# Clear PVC Pipe Supplier



## gear junkie (Jun 20, 2008)

Other than Grainger, anybody know of one? Looking for 3".


----------



## goob (Dec 29, 2008)

try mcmaster carr


----------



## Redwood (Sep 8, 2008)

Try...

http://www1.mscdirect.com/CGI/NNSRHM?cm_re=HomePage-_-SiteLogo-_-HomePage


----------



## Prscptn Plmbng (Feb 15, 2011)

Out here in San Diego we have Harrington plastics, look em up they may have one close to you


----------



## Prscptn Plmbng (Feb 15, 2011)

gear junkie said:


> Other than Grainger, anybody know of one? Looking for 3".


Are you getting into pipe lining?


----------



## ToUtahNow (Jul 19, 2008)

Prscptn Plmbng said:


> Are you getting into pipe lining?


I'm guessing Ben wants to watch/test his jetter nozzles.

Mark


----------



## Widdershins (Feb 5, 2011)

gear junkie said:


> Other than Grainger, anybody know of one? Looking for 3".


How much do you need?

Most manufactures will only ship in 10 foot lengths, which means ground/freight shipping only -- Very expensive in small consignments.

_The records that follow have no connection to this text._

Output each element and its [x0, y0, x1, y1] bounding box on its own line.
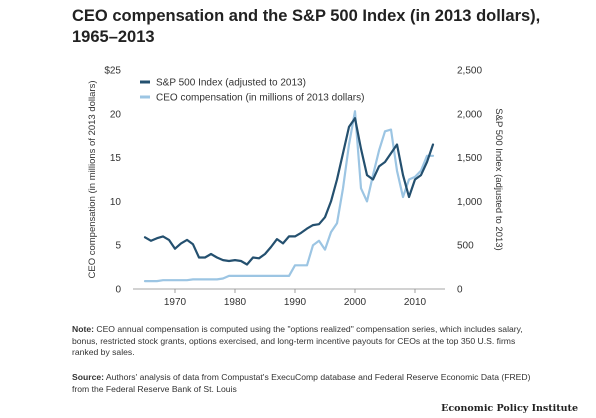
brand-logo-text: Economic Policy Institute: [441, 403, 578, 414]
y-tick-label-right: 1,000: [457, 197, 482, 208]
source-text: Authors' analysis of data from Compustat…: [72, 372, 531, 394]
ceo-compensation-series-line: [143, 110, 435, 283]
y-tick-label-right: 1,500: [457, 153, 482, 164]
y-tick-label-left: 15: [110, 153, 122, 164]
legend-label-sp500: S&P 500 Index (adjusted to 2013): [156, 78, 306, 89]
note-label: Note:: [72, 324, 94, 334]
y-tick-label-left: 5: [115, 241, 121, 252]
sp500-series-line: [143, 117, 435, 266]
y-tick-label-left: 10: [110, 197, 122, 208]
y-tick-label-left: 0: [115, 285, 121, 296]
note-text: CEO annual compensation is computed usin…: [72, 324, 523, 358]
line-chart: 1970 1980 1990 2000 2010 0 5 10 15 20 $25 0 500 1,000…: [87, 66, 504, 309]
y-tick-label-left: $25: [104, 66, 121, 77]
chart-source: Source: Authors' analysis of data from C…: [72, 372, 532, 395]
x-tick-label: 2000: [344, 297, 367, 308]
source-label: Source:: [72, 372, 104, 382]
x-tick-label: 1990: [284, 297, 307, 308]
y-tick-label-right: 2,000: [457, 109, 482, 120]
y-axis-title-left: CEO compensation (in millions of 2013 do…: [87, 80, 98, 278]
y-tick-label-right: 0: [457, 285, 463, 296]
y-tick-label-right: 2,500: [457, 66, 482, 77]
y-tick-label-right: 500: [457, 241, 474, 252]
y-tick-label-left: 20: [110, 109, 122, 120]
x-tick-label: 2010: [404, 297, 427, 308]
chart-note: Note: CEO annual compensation is compute…: [72, 324, 532, 359]
chart-title: CEO compensation and the S&P 500 Index (…: [72, 7, 541, 46]
y-axis-title-right: S&P 500 Index (adjusted to 2013): [493, 108, 504, 250]
x-tick-label: 1970: [164, 297, 187, 308]
x-tick-label: 1980: [224, 297, 247, 308]
legend-label-ceo: CEO compensation (in millions of 2013 do…: [156, 93, 364, 104]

I needed some in varying sizes this last November to fabricate models and mock ups for a Code Compliance course I was teaching this last November, since I needed so little, I bought it from Grainger. They branch shipped it from another property and saved me a great deal of money.


----------



## Prscptn Plmbng (Feb 15, 2011)

ToUtahNow said:


> I'm guessing Ben wants to watch/test his jetter nozzles.
> 
> Mark


"no flow" which I like to call Nu Flow, used it all the time for demos, marketing and testing...

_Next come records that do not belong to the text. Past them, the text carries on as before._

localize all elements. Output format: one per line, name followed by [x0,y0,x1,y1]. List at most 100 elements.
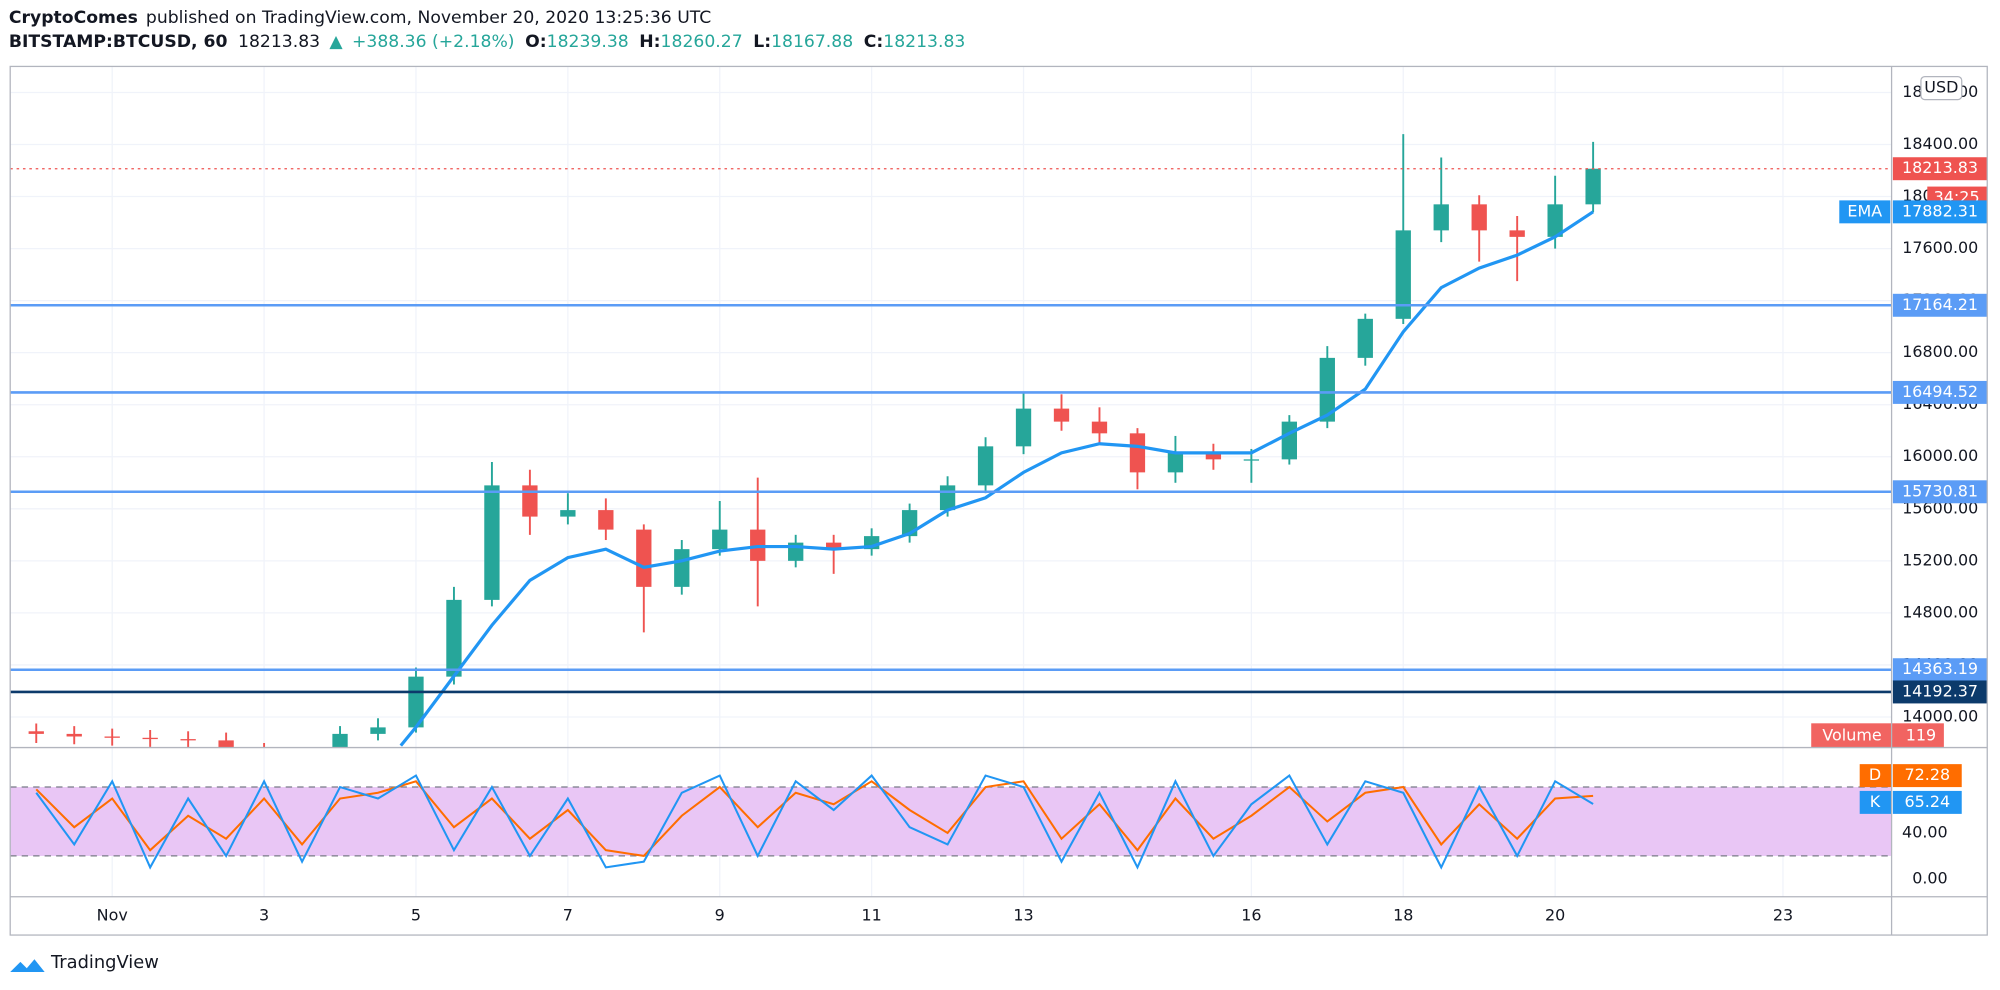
stoch-line [35,774,1594,870]
main-pane [10,91,1892,748]
logo: TradingView [10,952,159,973]
candle-body [1585,168,1601,205]
o: 18239.38 [547,32,629,52]
last-price-box [1892,157,1988,181]
candle-body [712,529,728,550]
legend-value-box [1892,764,1962,788]
x-tick-label: 9 [715,905,725,924]
ema-value-box [1892,200,1988,224]
legend-value: 65.24 [1904,792,1950,811]
stoch-pane [10,774,1892,870]
candle-body [408,676,424,728]
y-tick-label: 14000.00 [1902,706,1978,725]
y-tick-label: 16800.00 [1902,342,1978,361]
currency-box [1920,75,1963,101]
frame [9,65,1988,936]
legend-name-box [1859,764,1892,788]
arrow: ▲ [329,32,343,52]
x-tick-label: 23 [1773,905,1793,924]
published: published on TradingView.com, November 2… [146,8,711,28]
candle-body [1167,452,1184,473]
symbol: BITSTAMP:BTCUSD, 60 [9,32,228,52]
quote-line: BITSTAMP:BTCUSD, 60 18213.83 ▲ +388.36 (… [9,32,965,52]
candle-body [370,727,386,734]
candle-body [1357,318,1373,358]
candle-body [1053,408,1070,422]
candle-body [1509,230,1525,237]
h-label: H: [639,32,660,52]
candle-body [1433,204,1449,231]
last: 18213.83 [238,32,320,52]
y-tick-label: 0.00 [1912,868,1948,887]
x-tick-label: 7 [563,905,573,924]
publish-line: CryptoComes published on TradingView.com… [9,8,711,28]
x-tick-label: 20 [1545,905,1565,924]
level-label-box [1892,380,1988,404]
y-tick-label: 16000.00 [1902,446,1978,465]
logo-icon [10,959,45,973]
c: 18213.83 [883,32,965,52]
level-label: 16494.52 [1902,382,1978,401]
x-tick-label: 16 [1241,905,1261,924]
candle-body [484,485,500,600]
y-tick-label: 40.00 [1902,822,1948,841]
candle-body [1243,459,1260,461]
candle-body [66,733,82,737]
legend-name: K [1870,792,1881,811]
x-tick-label: 11 [862,905,882,924]
currency: USD [1924,78,1958,97]
candle-body [560,510,576,517]
legend-name-box [1859,790,1892,814]
y-tick-label: 17600.00 [1902,238,1978,257]
level-label: 14192.37 [1902,681,1978,700]
candle-body [977,446,994,486]
candle-body [446,599,462,677]
x-tick-label: 5 [411,905,421,924]
candle-body [522,485,538,517]
ema-line [399,210,1595,747]
change: +388.36 (+2.18%) [352,32,515,52]
legend-value-box [1892,790,1962,814]
candle-body [142,737,158,740]
candle-body [1129,433,1146,473]
candle-body [1319,357,1335,422]
candle-body [826,542,842,550]
c-label: C: [864,32,884,52]
legend-name: D [1869,765,1881,784]
candle-body [180,739,196,741]
level-label-box [1892,680,1988,704]
last-price-label: 18213.83 [1902,158,1978,177]
volume-label: Volume [1822,726,1881,745]
x-tick-label: 3 [259,905,269,924]
level-label-box [1892,658,1988,682]
stoch-line [35,780,1594,858]
candle-body [104,736,120,738]
y-tick-label: 18400.00 [1902,134,1978,153]
y-tick-label: 14800.00 [1902,602,1978,621]
level-label: 15730.81 [1902,481,1978,500]
logo-text: TradingView [50,952,159,973]
level-label: 17164.21 [1902,295,1978,314]
x-tick-label: 13 [1013,905,1033,924]
candle-body [1471,204,1487,231]
y-tick-label: 15200.00 [1902,550,1978,569]
l: 18167.88 [771,32,853,52]
candle-body [332,733,348,748]
volume-label-box [1811,723,1944,748]
level-label: 14363.19 [1902,659,1978,678]
x-tick-label: Nov [97,905,128,924]
level-label-box [1892,480,1988,504]
l-label: L: [753,32,771,52]
candle-body [598,510,614,530]
candle-body [1547,204,1563,237]
h: 18260.27 [661,32,743,52]
ema-name: EMA [1847,201,1882,220]
ema-value: 17882.31 [1902,201,1978,220]
legend-value: 72.28 [1904,765,1950,784]
level-label-box [1892,293,1988,317]
candle-body [1205,452,1222,460]
author: CryptoComes [9,8,138,28]
candle-body [1015,408,1032,447]
candle-body [1395,230,1411,319]
plot: Nov357911131618202314000.0014400.0014800… [10,66,1988,924]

Prescription Plumbing Inc 
P.O.Box 6378 
Oceanside, CA 92502


----------



## gear junkie (Jun 20, 2008)

Went through grainger, 2" was 42 and 3" was 89. Both pieces were 8'.


----------



## ToUtahNow (Jul 19, 2008)

gear junkie said:


> Went through grainger, 2" was 42 and 3" was 89. Both pieces were 8'.

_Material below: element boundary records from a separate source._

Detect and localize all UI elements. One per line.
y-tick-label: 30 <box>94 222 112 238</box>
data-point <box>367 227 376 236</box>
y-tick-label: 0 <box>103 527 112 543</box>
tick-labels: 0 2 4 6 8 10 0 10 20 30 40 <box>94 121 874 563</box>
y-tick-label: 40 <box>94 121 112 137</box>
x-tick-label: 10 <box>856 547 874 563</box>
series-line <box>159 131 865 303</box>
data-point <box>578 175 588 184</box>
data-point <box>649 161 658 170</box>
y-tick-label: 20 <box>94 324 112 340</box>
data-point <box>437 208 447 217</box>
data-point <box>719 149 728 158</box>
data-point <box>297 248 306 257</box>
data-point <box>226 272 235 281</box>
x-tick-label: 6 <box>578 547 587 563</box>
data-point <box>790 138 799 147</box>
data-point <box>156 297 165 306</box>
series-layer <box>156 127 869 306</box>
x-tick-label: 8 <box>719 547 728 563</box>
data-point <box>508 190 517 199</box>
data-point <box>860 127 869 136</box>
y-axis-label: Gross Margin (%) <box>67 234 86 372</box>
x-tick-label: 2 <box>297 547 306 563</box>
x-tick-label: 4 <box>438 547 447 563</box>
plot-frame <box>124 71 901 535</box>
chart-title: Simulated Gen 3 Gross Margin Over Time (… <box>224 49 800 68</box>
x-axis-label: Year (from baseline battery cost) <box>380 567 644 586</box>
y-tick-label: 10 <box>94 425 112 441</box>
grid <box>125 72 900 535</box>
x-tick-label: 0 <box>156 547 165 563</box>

sooooo......are you saying I have to wait tell I see you at dinner Sunday to find out what you are doing?

Marl


----------



## drtyhands (Aug 16, 2008)

ToUtahNow said:


> sooooo......are you saying I have to wait tell I see you at dinner Sunday to find out what you are doing?
> 
> Marl


 I guess we're second hat.I couldn't get a hold of him last night to find out if he got the job you refered him to.Found out he was on the phone all night with his "Other" friend.
Guess it's Sunday for us.


----------